5: Music Transcription in the Studio

Music Transcription in the Studio

Sebastian Ewert, Queen Mary University of London

Given a musical audio recording, the goal of music transcription is to determine a score-like representation of the piece underlying the recording. The resulting precise description of which notes are being played is a fundamental component in a semantic analysis of music as high-level music concepts including harmony and rhythm are defined on top of pitch and event information.

By making high-level information such as harmony and rhythm available, transcription has become a cornerstone in intelligent music retrieval and processing systems. However, despite significant interest, music transcription is still an unsolved problem even after several decades of research. One of the main difficulties originates from instruments such as the piano where dozens of notes can sound at the same time, which makes the analysis of such recordings a highly challenging task.

The FAST project and its focus on the music production process, however, opens up new possibilities for approaching the music transcription problem.

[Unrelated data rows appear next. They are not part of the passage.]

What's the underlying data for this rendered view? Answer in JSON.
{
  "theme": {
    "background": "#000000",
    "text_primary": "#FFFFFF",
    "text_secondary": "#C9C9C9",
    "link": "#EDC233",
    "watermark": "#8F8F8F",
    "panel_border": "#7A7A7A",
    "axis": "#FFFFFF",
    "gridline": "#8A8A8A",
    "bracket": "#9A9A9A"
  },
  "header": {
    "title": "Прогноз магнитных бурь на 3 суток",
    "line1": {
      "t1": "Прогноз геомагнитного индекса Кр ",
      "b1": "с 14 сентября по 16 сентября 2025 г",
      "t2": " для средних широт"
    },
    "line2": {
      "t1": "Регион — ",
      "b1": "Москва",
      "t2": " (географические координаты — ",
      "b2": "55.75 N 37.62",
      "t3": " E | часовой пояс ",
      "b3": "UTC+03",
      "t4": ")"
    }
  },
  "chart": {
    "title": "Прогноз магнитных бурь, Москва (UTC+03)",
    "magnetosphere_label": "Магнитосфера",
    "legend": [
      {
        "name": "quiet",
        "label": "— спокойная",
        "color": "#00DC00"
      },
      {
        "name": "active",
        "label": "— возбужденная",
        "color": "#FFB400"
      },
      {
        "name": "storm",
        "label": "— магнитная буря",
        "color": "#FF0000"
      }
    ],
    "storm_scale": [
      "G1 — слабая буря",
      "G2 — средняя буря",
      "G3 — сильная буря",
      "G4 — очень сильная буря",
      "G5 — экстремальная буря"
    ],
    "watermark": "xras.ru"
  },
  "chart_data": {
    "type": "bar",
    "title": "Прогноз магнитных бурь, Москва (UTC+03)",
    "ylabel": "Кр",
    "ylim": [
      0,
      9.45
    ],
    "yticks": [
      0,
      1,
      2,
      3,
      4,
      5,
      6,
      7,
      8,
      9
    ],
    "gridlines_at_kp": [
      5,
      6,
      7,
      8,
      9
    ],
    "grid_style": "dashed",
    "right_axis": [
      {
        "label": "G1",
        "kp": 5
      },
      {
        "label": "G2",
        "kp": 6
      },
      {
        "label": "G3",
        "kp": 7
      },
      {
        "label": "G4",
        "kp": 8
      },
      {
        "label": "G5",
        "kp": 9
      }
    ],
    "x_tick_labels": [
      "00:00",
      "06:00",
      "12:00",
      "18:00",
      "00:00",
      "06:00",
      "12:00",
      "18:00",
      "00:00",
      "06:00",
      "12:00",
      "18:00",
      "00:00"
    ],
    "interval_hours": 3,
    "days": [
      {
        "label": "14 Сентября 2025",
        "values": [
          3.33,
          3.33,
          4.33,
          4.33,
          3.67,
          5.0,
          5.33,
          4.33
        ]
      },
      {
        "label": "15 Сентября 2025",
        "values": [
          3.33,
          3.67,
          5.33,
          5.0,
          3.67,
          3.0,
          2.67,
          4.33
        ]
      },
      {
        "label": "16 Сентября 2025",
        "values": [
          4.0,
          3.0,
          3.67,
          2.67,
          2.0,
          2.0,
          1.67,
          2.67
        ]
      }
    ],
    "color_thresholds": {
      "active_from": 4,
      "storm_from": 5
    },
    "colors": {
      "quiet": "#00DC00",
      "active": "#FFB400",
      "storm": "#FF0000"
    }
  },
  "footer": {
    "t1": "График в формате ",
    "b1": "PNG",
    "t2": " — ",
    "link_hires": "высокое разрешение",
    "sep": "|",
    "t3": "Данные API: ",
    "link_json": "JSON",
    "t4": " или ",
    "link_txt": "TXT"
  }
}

In particular, the aim of this demonstrator is to drastically improve the accuracy of transcriptions by exploiting additional sources of information available in controlled recording conditions and integrating this information into novel types of signal models and transcriptions methods. Hereby, we employ, fuse and develop novel approaches to

  • the integration of information into signal models using tailored regularizers
  • highly robust parameter estimation in non-convex problems using methods inspired by simulated annealing
  • the extension of state-of-the-art proximal optimization methods for non-differentiable objective functions using novel sub-problem derivations
  • the identification of certain projections as dynamic programming problems and suitable integrations as proximal operator and regularizer

Ewert, Sebastian and Plumbley, Mark D. and Sandler, Mark, A Dynamic Programming Variant Of Non-Negative Matrix Deconvolution For The Transcription Of Struck String Instruments, in: Proceedings of the {IEEE} International Conference on Acoustics, Speech, and Signal Processing (ICASSP), Brisbane, Australia, 2015.